Trauma-Focused Cognitive Behavioral Therapy (TF-CBT): It is a modality that is aimed at detecting and changing the distorted thinking patterns and problematic behaviors that developed as a survival response to trauma.
Somatic Experiencing (SE): This process aids the client in safely addressing and discharging the physical trauma symptoms (tension and hyperarousal) that are stored in the body, which supports the client in re-entering emotional regulation.

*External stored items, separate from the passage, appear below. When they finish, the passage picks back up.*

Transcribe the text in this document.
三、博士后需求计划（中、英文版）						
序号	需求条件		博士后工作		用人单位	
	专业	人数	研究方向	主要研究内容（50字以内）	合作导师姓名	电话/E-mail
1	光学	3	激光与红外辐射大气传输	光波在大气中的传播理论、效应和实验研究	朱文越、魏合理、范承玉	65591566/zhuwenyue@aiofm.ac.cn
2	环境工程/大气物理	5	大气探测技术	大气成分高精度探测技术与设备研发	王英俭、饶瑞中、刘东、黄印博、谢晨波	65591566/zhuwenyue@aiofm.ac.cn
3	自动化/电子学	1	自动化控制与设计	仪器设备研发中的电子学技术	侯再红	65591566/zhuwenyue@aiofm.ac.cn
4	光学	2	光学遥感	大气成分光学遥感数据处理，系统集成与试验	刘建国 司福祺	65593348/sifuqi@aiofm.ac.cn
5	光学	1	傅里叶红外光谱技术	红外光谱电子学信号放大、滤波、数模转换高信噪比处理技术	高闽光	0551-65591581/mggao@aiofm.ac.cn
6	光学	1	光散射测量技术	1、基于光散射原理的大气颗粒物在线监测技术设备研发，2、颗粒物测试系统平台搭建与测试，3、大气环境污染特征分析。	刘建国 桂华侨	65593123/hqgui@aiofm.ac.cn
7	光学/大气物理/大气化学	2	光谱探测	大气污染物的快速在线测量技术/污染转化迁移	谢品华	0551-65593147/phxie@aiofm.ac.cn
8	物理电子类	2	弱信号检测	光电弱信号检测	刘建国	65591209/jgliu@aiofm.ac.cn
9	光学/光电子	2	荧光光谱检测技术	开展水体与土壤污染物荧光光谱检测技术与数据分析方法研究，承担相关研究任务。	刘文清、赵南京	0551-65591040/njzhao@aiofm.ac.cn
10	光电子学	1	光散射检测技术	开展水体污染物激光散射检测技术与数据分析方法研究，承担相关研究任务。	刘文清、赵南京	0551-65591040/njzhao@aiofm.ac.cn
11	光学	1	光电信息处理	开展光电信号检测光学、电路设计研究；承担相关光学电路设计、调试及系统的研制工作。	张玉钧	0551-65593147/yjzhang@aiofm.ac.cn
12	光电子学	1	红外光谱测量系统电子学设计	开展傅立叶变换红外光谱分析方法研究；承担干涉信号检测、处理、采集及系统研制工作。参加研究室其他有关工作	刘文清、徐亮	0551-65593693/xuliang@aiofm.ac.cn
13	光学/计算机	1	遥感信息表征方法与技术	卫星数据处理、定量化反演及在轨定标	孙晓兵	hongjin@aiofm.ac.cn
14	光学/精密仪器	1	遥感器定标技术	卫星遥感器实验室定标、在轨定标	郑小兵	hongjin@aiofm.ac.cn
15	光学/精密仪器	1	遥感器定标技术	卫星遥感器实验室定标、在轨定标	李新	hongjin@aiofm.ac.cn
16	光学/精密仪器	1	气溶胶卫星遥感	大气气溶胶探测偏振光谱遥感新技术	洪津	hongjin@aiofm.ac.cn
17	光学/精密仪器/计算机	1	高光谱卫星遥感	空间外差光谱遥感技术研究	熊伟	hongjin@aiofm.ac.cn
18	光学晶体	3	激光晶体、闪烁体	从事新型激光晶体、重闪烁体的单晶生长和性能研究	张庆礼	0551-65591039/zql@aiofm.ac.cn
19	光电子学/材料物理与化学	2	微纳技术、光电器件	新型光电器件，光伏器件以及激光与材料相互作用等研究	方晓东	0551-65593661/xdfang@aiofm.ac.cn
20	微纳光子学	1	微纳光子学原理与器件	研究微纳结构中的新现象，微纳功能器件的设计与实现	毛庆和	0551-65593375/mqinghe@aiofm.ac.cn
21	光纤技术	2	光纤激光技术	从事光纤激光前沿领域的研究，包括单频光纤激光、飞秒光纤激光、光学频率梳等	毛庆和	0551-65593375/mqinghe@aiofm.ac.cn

Mindfulness and Grounding: These are exercises that teach the person to be in the present moment and to deal with overwhelming emotional flashbacks or hypervigilance that occurs due to past trauma.
Road to Recovery
When individuals truly know what trauma is, they begin to see their reactions not as flaws but as survival responses. Trauma is not a sign of weakness; it is the body's effort to remain safe in dangerous situations.
If you or a loved one is struggling with trauma, Anchored Therapy Centre provides you with the right guidance and different therapy methods to enable individuals to move from just coping to living with purpose, peace, and resilience.
FAQs
Q1. What is trauma, and its impact on the brain?
Trauma is a reaction to painful experiences that surpass the capacity to cope. It stimulates the brain stress systems, which increase fear and reduce logical thinking.
Q2. What causes trauma the most?
The most common reasons are physical or emotional abuse, accidents, neglect and unexpected loss. Even the constant stress that is not relieved may result in trauma.
Q3. What are the key forms of trauma?
The three predominant ones include acute trauma (single-event), chronic trauma (repeated exposure), and complex trauma (many, long-term events, which usually occur during early life).